Pinzimonio
Difficulty
Easy
Course
Side dishes and salads
Ingredients
Servings 4
- 1 cucumber
- 1 fennel
- 8 radishes
- 2 carrots
- 2 stalks celery
- 1 red pepper
- 2 endives
- Academia Barilla 100% Italian Extra Virgin Olive Oil to taste
- Academia Barilla Balsamic Vinegar of Modena to taste
- Academia Barilla Natural Sea Salt with Blood Orange Zest, or Sea Salt with Olives to taste
Preparation
Wash, trim and cut the vegetables according to their type: the carrots, celery, cucumbers and pepper should be cut into sticks. Cut the fennel and endive apart into slices. Remove the roots and leaves from the radishes, making sure to leave a little bit to the stems, which will prove useful for picking them up with your fingers later.
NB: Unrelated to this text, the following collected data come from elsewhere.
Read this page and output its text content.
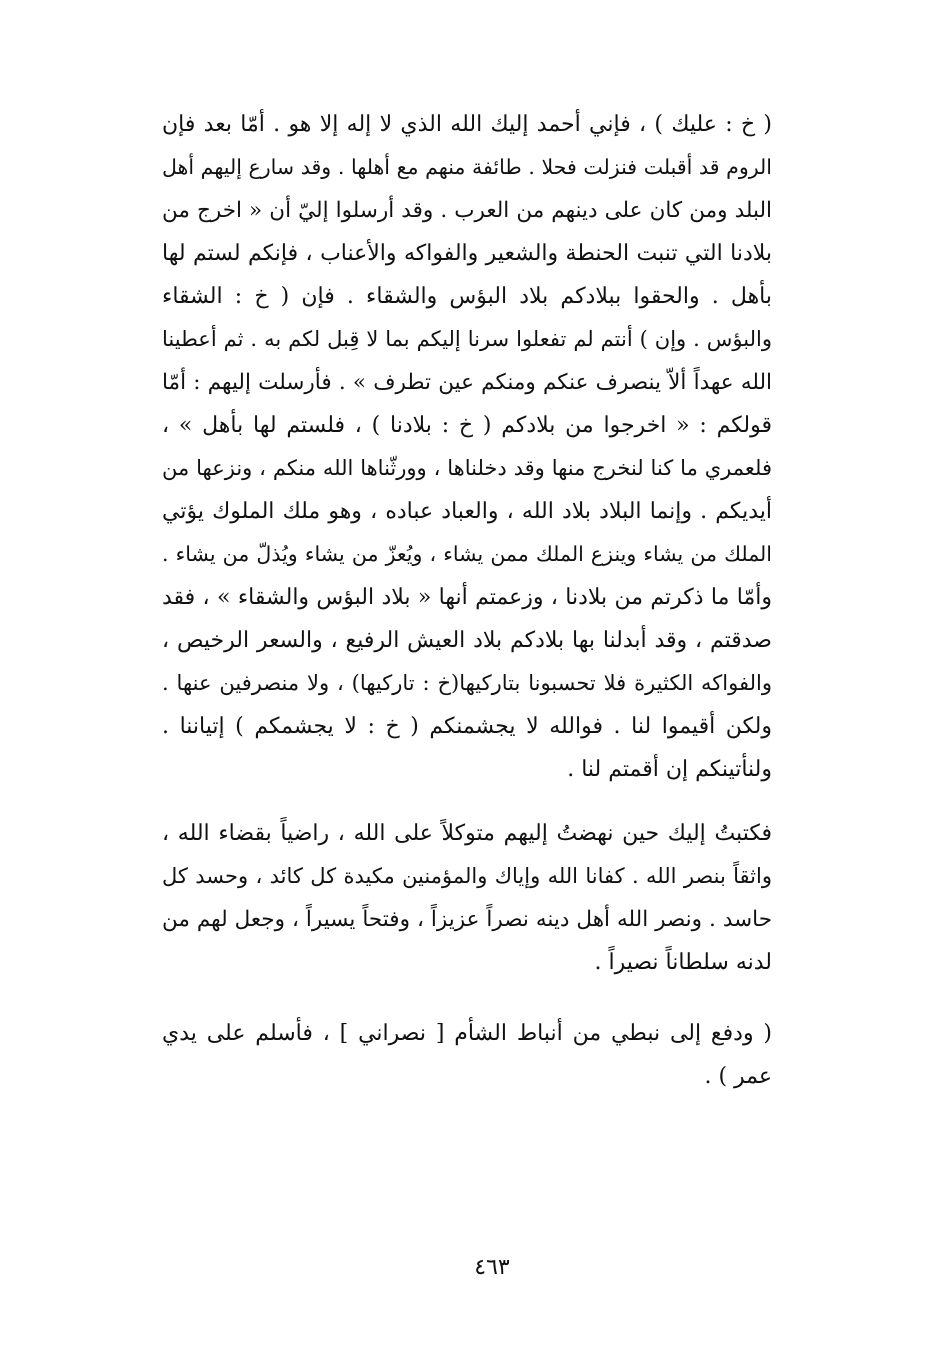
( خ : عليك ) ، فإني أحمد إليك الله الذي لا إله إلا هو . أمّا بعد فإن
الروم قد أقبلت فنزلت فحلا . طائفة منهم مع أهلها . وقد سارع إليهم أهل
البلد ومن كان على دينهم من العرب . وقد أرسلوا إليّ أن « اخرج من
بلادنا التي تنبت الحنطة والشعير والفواكه والأعناب ، فإنكم لستم لها
بأهل . والحقوا ببلادكم بلاد البؤس والشقاء . فإن ( خ : الشقاء
والبؤس . وإن ) أنتم لم تفعلوا سرنا إليكم بما لا قِبل لكم به . ثم أعطينا
الله عهداً ألاّ ينصرف عنكم ومنكم عين تطرف » . فأرسلت إليهم : أمّا
قولكم : « اخرجوا من بلادكم ( خ : بلادنا ) ، فلستم لها بأهل » ،
فلعمري ما كنا لنخرج منها وقد دخلناها ، وورثّناها الله منكم ، ونزعها من
أيديكم . وإنما البلاد بلاد الله ، والعباد عباده ، وهو ملك الملوك يؤتي
الملك من يشاء وينزع الملك ممن يشاء ، ويُعزّ من يشاء ويُذلّ من يشاء .
وأمّا ما ذكرتم من بلادنا ، وزعمتم أنها « بلاد البؤس والشقاء » ، فقد
صدقتم ، وقد أبدلنا بها بلادكم بلاد العيش الرفيع ، والسعر الرخيص ،
والفواكه الكثيرة فلا تحسبونا بتاركيها(خ : تاركيها) ، ولا منصرفين عنها .
ولكن أقيموا لنا . فوالله لا يجشمنكم ( خ : لا يجشمكم ) إتياننا .
ولنأتينكم إن أقمتم لنا .
فكتبتُ إليك حين نهضتُ إليهم متوكلاً على الله ، راضياً بقضاء الله ،
واثقاً بنصر الله . كفانا الله وإياك والمؤمنين مكيدة كل كائد ، وحسد كل
حاسد . ونصر الله أهل دينه نصراً عزيزاً ، وفتحاً يسيراً ، وجعل لهم من
لدنه سلطاناً نصيراً .
( ودفع إلى نبطي من أنباط الشأم [ نصراني ] ، فأسلم على يدي
عمر ) .
٤٦٣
Prepare the vinaigrette: pour 1 tbsp of balsamic vinegar (per person) in a bowl. Add a pinch of salt and mix well with a fork. Then add 3 or 4 times the amount of oil as vinegar, depending on your personal taste. Divide the vinaigrette among smaller, individual bowls that will be served to each of your guests for dipping the vegetables before eating them.